In der folgenden Tabelle werden die Optionen und Argumente für infacmd Autotune beschrieben:
Option | Beschreibung |
|---|
-DomainName -dn | Name der Informatica-Domäne. |
-UserName -un | Benutzername zum Herstellen einer Verbindung zur Domäne. |
-Password -pd | Das Passwort für den Benutzernamen. |
-SecurityDomain -sdn | Name der Sicherheitsdomäne, zu der der Domänenbenutzer gehört. |
-ResilienceTimeout -re | Zeit in Sekunden, in der infacmd versucht, eine Verbindung zur Domäne herzustellen bzw. erneut herzustellen. |
-Size -s | Erforderlich. Der Bereitstellungstyp, der hohe Datenverarbeitungsanforderungen auf der Grundlage von Parallelität und Volumen darstellt. Sie können Sandbox, Basic, Standard oder Advanced eingeben. |
-ServiceNames -sn | Optional. Liste der Dienste, die in der Informatica-Domäne konfiguriert sind. Trennen Sie die einzelnen Dienstnamen durch ein Komma.
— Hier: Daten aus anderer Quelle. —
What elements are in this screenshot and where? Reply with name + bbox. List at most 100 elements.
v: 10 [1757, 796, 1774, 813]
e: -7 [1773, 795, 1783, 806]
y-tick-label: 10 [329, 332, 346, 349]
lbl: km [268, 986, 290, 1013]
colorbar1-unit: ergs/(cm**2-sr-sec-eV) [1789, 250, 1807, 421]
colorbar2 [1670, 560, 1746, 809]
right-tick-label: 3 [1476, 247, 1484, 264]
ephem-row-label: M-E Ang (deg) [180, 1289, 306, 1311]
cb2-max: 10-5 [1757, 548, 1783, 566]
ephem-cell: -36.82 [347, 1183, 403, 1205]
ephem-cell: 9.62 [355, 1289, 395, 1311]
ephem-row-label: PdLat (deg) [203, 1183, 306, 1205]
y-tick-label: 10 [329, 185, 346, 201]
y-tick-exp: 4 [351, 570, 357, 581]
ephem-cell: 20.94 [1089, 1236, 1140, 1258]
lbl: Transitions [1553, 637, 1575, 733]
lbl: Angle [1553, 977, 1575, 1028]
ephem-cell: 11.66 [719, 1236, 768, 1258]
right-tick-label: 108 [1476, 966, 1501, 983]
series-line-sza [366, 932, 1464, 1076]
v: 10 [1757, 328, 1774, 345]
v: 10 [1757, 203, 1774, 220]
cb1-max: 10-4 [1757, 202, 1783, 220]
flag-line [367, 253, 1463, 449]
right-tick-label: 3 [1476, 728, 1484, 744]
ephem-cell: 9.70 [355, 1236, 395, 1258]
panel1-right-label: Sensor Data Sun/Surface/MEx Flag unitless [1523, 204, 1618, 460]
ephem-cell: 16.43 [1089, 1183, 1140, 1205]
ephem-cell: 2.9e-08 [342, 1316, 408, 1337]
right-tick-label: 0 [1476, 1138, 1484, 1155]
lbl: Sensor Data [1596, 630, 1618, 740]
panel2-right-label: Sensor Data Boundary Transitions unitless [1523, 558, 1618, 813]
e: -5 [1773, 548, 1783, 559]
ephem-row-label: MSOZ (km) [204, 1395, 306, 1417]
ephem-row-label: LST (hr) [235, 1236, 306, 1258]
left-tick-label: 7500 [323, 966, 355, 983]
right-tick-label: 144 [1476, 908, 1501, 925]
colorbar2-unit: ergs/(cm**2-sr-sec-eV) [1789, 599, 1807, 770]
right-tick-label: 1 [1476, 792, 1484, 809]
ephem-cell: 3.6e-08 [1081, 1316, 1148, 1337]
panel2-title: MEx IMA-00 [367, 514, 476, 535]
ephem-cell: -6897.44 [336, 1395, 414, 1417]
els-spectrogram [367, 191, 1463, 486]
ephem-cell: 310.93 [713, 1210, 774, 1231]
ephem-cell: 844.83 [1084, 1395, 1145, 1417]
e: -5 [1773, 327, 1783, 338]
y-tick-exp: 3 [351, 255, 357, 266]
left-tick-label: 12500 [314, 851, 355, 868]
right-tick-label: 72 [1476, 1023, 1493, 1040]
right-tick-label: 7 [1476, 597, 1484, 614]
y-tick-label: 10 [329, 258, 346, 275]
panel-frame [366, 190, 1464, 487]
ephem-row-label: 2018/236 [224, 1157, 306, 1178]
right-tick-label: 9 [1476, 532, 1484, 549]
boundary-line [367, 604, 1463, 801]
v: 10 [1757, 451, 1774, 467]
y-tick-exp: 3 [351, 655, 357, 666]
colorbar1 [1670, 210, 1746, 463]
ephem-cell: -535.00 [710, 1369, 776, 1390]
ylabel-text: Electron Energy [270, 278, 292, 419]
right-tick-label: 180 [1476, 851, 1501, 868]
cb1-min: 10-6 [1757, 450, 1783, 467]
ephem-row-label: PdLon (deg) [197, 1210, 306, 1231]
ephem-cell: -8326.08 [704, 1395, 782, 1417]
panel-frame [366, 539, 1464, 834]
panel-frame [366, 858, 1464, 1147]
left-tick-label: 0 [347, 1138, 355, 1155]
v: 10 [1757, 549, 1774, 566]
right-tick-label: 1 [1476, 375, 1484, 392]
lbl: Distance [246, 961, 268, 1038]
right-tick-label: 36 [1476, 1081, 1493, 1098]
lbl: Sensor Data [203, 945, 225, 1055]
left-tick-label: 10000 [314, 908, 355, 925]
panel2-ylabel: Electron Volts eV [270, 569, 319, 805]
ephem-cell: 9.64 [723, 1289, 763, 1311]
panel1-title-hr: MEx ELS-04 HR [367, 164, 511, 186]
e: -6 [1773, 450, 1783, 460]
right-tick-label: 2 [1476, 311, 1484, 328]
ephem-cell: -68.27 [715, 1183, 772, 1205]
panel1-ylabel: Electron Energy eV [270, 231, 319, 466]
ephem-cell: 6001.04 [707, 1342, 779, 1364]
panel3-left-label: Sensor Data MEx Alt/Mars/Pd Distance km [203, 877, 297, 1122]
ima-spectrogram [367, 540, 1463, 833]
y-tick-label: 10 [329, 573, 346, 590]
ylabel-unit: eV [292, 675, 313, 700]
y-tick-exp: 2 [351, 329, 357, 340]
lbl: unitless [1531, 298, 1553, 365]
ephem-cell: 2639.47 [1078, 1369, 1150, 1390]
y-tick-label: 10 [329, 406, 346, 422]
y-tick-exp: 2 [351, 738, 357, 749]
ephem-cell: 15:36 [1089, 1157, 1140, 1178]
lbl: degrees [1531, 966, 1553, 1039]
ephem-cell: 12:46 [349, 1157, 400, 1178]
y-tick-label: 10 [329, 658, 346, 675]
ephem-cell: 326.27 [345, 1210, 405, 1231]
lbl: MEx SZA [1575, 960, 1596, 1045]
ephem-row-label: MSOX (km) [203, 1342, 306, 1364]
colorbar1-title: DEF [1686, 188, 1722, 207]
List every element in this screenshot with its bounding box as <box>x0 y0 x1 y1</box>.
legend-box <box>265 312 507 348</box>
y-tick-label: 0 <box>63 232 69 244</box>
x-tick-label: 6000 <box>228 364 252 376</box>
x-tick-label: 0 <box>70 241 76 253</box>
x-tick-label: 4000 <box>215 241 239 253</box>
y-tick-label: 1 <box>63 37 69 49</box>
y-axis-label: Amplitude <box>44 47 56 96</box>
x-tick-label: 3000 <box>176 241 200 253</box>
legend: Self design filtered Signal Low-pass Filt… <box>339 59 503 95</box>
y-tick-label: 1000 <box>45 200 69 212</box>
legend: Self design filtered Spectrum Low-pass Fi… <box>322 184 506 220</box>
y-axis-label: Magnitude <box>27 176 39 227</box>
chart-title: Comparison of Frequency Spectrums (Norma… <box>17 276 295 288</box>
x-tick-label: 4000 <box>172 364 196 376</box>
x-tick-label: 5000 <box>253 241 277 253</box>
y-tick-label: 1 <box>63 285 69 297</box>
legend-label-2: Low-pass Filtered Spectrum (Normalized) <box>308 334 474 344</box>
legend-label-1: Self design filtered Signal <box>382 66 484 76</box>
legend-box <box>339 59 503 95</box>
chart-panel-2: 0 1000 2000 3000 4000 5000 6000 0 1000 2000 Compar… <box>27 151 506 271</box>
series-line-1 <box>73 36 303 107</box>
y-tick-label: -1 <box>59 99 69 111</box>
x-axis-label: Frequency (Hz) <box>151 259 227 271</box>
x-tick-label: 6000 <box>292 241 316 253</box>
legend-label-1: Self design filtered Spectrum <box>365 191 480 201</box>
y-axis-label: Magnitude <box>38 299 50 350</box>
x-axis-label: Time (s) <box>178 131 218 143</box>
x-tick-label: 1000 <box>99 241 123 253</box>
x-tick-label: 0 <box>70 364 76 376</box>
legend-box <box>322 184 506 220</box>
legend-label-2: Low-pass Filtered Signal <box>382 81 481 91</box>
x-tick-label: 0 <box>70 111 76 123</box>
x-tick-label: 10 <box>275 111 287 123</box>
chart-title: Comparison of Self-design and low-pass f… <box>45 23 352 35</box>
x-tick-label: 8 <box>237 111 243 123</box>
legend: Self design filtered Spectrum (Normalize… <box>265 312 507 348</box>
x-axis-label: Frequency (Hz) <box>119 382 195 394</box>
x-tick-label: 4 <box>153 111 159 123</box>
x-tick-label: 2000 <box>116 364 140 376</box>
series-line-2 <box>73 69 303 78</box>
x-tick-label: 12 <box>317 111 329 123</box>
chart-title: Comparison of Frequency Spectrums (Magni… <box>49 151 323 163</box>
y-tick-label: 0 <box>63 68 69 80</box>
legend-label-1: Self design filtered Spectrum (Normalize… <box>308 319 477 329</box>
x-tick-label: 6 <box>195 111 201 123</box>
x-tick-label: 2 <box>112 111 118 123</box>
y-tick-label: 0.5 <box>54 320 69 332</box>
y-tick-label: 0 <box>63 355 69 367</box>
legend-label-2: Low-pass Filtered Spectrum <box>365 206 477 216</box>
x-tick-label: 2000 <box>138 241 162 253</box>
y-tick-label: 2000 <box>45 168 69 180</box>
Sie können die folgenden Dienste optimieren: - - Analyst-Dienst
- - Content-Management-Dienst
- - Datenintegrationsdienst
- - Modellrepository-Dienst
- - Ressourcenmanager-Dienst
- - Suchdienst
Standardwert ist „Keine“. |
-BlazeConnectionNames -bcn | Optional. Liste der Hadoop-Verbindungen, die in der Informatica-Domäne konfiguriert sind. Für jede Hadoop-Verbindung optimiert der Befehl die Blaze-Konfigurationseigenschaften in der Hadoop-Verbindung. Trennen Sie die einzelnen Hadoop-Verbindungsnamen durch ein Komma. Standardwert ist „Keine“. |
-SparkConnectionNames -scn | Optional. Liste der Hadoop-Verbindungen, die in der Informatica-Domäne konfiguriert sind. Für jede Hadoop-Verbindung optimiert der Befehl die Spark-Konfigurationseigenschaften in der Hadoop-Verbindung. Trennen Sie die einzelnen Hadoop-Verbindungsnamen durch ein Komma. Standardwert ist „Keine“. |
-All -a | Optional. Geben Sie yes ein, um die empfohlenen Einstellungen für alle Analyst-Dienste, Content-Management-Dienste, Datenintegrationsdienste, Modellrepository-Dienste, Ressourcen-Manager-Dienste, Suchdienste und Hadoop-Verbindungen in der Informatica-Domäne anzuwenden. Geben Sie no ein, um die empfohlenen Einstellungen nur auf die von Ihnen angegebenen Dienste und Hadoop-Verbindungen anzuwenden. Standardwert ist no. |